Comment en es-ton arrivé là?
La croissance urbaine mise en cause dans les inondations
Pas de plan d’aménagement urbain à Dakar. Il y a 50 ans, Dakar était une presqu’île triangulaire entourée de marécages, connue sous le nom de « Cap Vert ». Les environs, où dominait autrefois la couleur verte, sont aujourd’hui majoritairement gris, depuis qu’une sécheresse, survenue dans les années 1970 et 1980 dans le Sahel, a poussé les habitants des régions rurales à s’installer dans les parties basses et inondables des alentours de la ville, malgré les règlements interdisant la construction dans ces zones.
« L’Etat n’a pas vraiment pris de mesures strictes pour rendre effective l’interdiction d’occupation de ces terrains inadaptés à l’habitat », a déclaré M. Mbow. A présent, 95 pour cent de la région de Dakar, qui comprend les districts de Pikine, Rufisque et Guédiawaye, sont couverts de constructions et de routes qui bouchent les cours d’eau et les bassins naturels.

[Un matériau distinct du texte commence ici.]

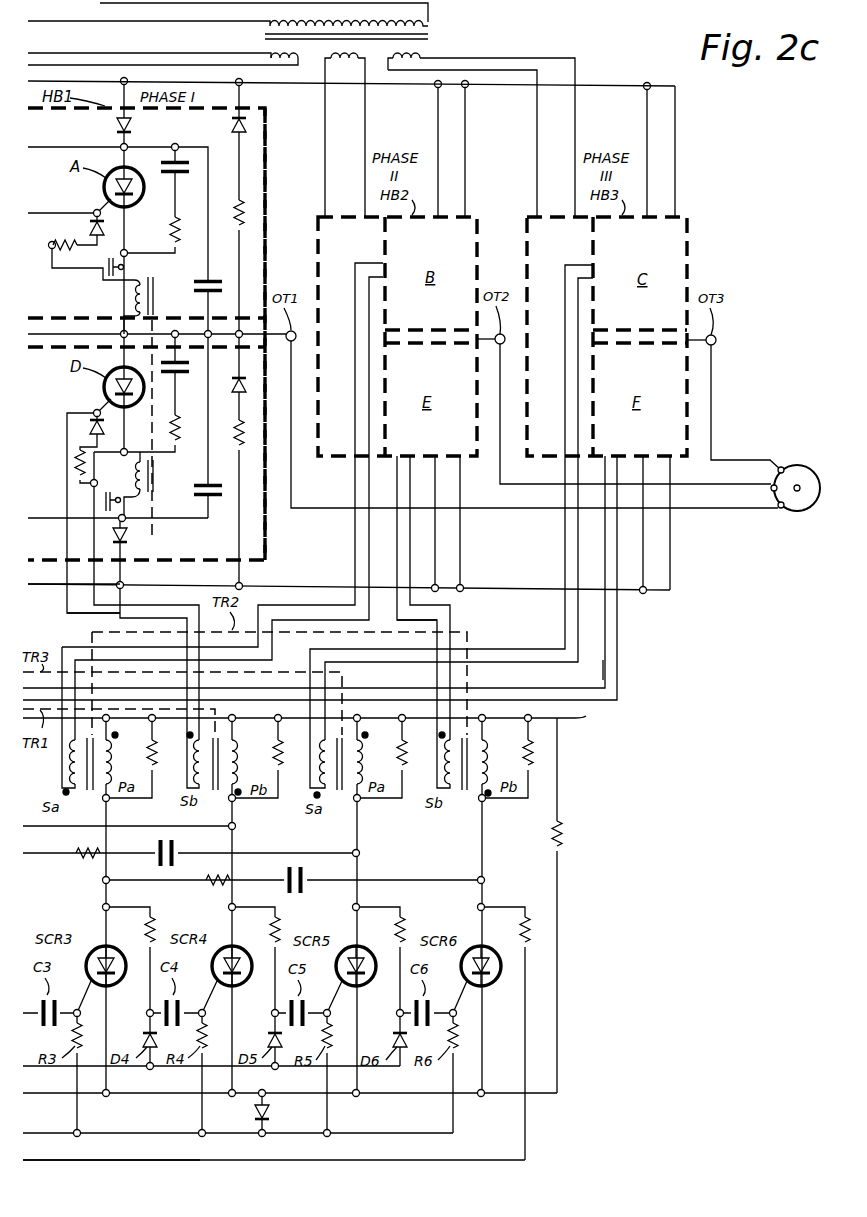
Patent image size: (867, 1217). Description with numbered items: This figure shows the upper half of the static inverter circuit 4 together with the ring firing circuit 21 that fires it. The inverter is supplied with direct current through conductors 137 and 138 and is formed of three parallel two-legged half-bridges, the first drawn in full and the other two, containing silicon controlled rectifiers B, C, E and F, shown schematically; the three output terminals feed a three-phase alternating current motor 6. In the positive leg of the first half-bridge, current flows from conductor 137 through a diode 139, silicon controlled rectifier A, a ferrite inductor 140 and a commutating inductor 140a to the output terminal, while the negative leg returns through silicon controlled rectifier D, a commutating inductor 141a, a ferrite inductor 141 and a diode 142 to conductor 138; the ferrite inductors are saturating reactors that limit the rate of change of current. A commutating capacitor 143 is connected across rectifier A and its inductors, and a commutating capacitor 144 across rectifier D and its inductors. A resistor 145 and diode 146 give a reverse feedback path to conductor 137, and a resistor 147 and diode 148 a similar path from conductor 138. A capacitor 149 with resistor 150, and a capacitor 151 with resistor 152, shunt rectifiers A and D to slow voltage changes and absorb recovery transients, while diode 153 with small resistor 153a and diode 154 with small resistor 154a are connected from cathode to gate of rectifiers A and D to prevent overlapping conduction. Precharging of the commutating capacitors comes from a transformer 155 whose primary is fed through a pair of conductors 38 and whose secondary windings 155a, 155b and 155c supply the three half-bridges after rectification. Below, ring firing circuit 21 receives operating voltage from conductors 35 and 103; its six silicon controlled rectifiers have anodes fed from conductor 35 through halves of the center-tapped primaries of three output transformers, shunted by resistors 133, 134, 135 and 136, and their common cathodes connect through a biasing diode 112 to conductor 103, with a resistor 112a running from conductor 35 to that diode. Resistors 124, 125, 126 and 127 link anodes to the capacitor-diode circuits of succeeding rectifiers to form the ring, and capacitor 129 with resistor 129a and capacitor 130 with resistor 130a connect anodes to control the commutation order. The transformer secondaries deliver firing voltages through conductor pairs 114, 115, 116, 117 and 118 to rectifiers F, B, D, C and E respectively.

The pair of conductors 38 is at (100, 4).
The transformer 155 is at (430, 37).
The secondary winding 155a is at (266, 54).
The secondary winding 155b is at (325, 63).
The secondary winding 155c is at (428, 54).
The conductor 137 is at (610, 84).
The static inverter circuit 4 is at (282, 334).
The diode 139 is at (117, 127).
The diode 146 is at (232, 126).
The capacitor 149 is at (165, 166).
The resistor 145 is at (239, 210).
The diode 153 is at (93, 211).
The resistor 153a is at (90, 231).
The resistor 150 is at (173, 226).
The ferrite inductor 140 is at (106, 272).
The commutating inductor 140a is at (133, 299).
The commutating capacitor 143 is at (200, 286).
The capacitor 151 is at (181, 373).
The diode 148 is at (233, 386).
The resistor 152 is at (177, 448).
The resistor 147 is at (238, 446).
The diode 154 is at (92, 411).
The resistor 154a is at (78, 456).
The commutating inductor 141a is at (140, 490).
The ferrite inductor 141 is at (122, 503).
The commutating capacitor 144 is at (213, 497).
The diode 142 is at (128, 537).
The three-phase alternating current motor 6 is at (787, 466).
The conductor 138 is at (52, 586).
The pair of conductors 116 is at (120, 613).
The pair of conductors 115 is at (88, 651).
The pair of conductors 118 is at (440, 628).
The pair of conductors 117 is at (505, 661).
The pair of conductors 114 is at (605, 666).
The conductor 35 is at (572, 718).
The resistor 133 is at (152, 741).
The resistor 134 is at (277, 742).
The resistor 135 is at (402, 741).
The resistor 136 is at (528, 740).
The resistor 112a is at (565, 836).
The current limiting resistor 129a is at (85, 853).
The capacitor 129 is at (158, 851).
The capacitor 130 is at (300, 880).
The resistor 130a is at (210, 881).
The ring firing circuit 21 is at (53, 895).
The resistor 124 is at (156, 930).
The resistor 125 is at (281, 930).
The resistor 126 is at (406, 930).
The resistor 127 is at (528, 928).
The conductor 103 is at (153, 1132).
The biasing diode 112 is at (270, 1112).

D’après Malick Faye, urbaniste au Conseil régional de Dakar, les graves inondations qui ont eu lieu dans le quartier de Wakhinane à Guédiawaye – où les habitations ont été construites au niveau de la nappe phréatique – sont un exemple révélateur d’un problème plus vaste.
« La nappe phréatique était autrefois très basse, mais maintenant que les précipitations sont revenues, l’eau a retrouvé son niveau naturel. Aujourd’hui, cinq minutes de pluie suffisent à provoquer une inondation », a-t-il expliqué à IRIN.
A l’heure où des équipes de réponse d’urgence pompent l’eau qui a envahi certains quartiers de Dakar, les experts s’accordent tous pour dire que la seule solution serait de reloger les habitants.
« On ne peut pas se battre contre le trajet de l’eau », a déclaré M. Mbow. « Pendant que l’on pompe, l’aquifère rétablit le niveau de l’eau. Il faut évacuer les habitants et s’assurer que personne ne viendra s’installer à leur place ».
De nouvelles villes. En réponse aux inondations qui avaient dévasté Dakar en 2005, le gouvernement a lancé un programme de relogement intitulé « Plan Jaxaay », qui visait à installer les victimes des inondations dans une zone située à 25 kilomètres à l’est de la capitale.
Le gouvernement a construit 1 793 logements de deux pièces – sur 3 000 prévus – ainsi que trois écoles primaires, un collège d’enseignement moyen, une école maternelle et un poste de police.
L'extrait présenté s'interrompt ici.